Topikterkini.com. LOMBOK TIMUR— Puluhan orang, sebagian di antaranya diduga masih berstatus pelajar SMK swasta, diduga melakukan aksi perusakan fasilitas Hotel Nirvana yang berlokasi di Desa Tetebatu, Kecamatan Sikur, Kabupaten Lombok Timur. Peristiwa tersebut terjadi beberapa minggu lalu, tepatnya pada Januari 2026.
Berdasarkan informasi yang dihimpun, aksi perusakan itu terjadi tanpa sebab yang jelas. Sejumlah fasilitas hotel dilaporkan mengalami kerusakan akibat ulah kelompok tersebut. Ironisnya, kejadian itu disebut-sebut disaksikan langsung oleh aparat kepolisian dari Polsek Sikur yang berada di lokasi.
Namun demikian, hingga kini belum terlihat adanya tindakan tegas dari pihak kepolisian terhadap para terduga pelaku.
Hal tersebut menimbulkan keresahan di kalangan pihak manajemen hotel serta memicu sorotan publik terhadap kinerja aparat penegak hukum setempat.
Peristiwa itu juga terekam dalam sebuah video yang kemudian beredar luas di media sosial. Dampak dari beredarnya video tersebut, tingkat kunjungan tamu ke Hotel Nirvana mengalami penurunan signifikan.
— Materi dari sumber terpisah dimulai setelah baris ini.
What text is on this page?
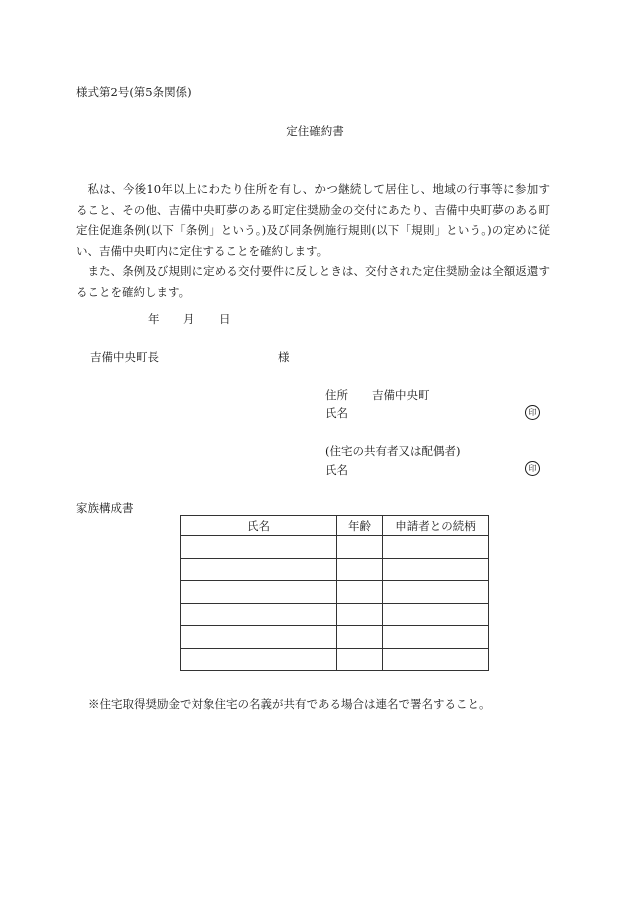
様式第2号(第5条関係)
定住確約書

私は、今後10年以上にわたり住所を有し、かつ継続して居住し、地域の行事等に参加すること、その他、吉備中央町夢のある町定住奨励金の交付にあたり、吉備中央町夢のある町定住促進条例(以下「条例」という。)及び同条例施行規則(以下「規則」という。)の定めに従い、吉備中央町内に定住することを確約します。

また、条例及び規則に定める交付要件に反しときは、交付された定住奨励金は全額返還することを確約します。

年 月 日
吉備中央町長	様
住所 吉備中央町
氏名	印
(住宅の共有者又は配偶者)
氏名	印
家族構成書
氏名	年齢	申請者との続柄

※住宅取得奨励金で対象住宅の名義が共有である場合は連名で署名すること。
Pihak pengelola mengaku dirugikan secara materiil maupun nonmateri akibat kejadian tersebut.
Pemilik Hotel Nirvana menduga aksi perusakan tersebut tidak terjadi secara spontan, melainkan ada indikasi ditunggangi oleh pihak tertentu. Ia meminta kepolisian, khususnya Polsek Sikur dan Polres Lombok Timur, untuk segera melakukan penyelidikan serta menangkap para pelaku yang terlibat.
“Harapan kami, pihak kepolisian segera bertindak agar kejadian serupa tidak terulang dan rasa aman bagi pelaku usaha pariwisata bisa kembali terjaga,” ujar pemilik hotel,10/02/2026.
“Kalo aksi demo dan pengrusakan. Polsek sikur menyaksikan aksi tersebut. Tapi TDK berusaha membubarkan,” Terangnya.
“Jika ada perdamaian hari ini. Maka kamu akan terus melaporkan tindak pidana pengrusakan dan pencemaran nama baik hotel,”Tegasnnya.
Hingga berita ini diturunkan, pihak kepolisian belum memberikan keterangan resmi terkait dugaan pembiaran maupun langkah hukum yang akan diambil terhadap para terduga pelaku perusakan.(TT).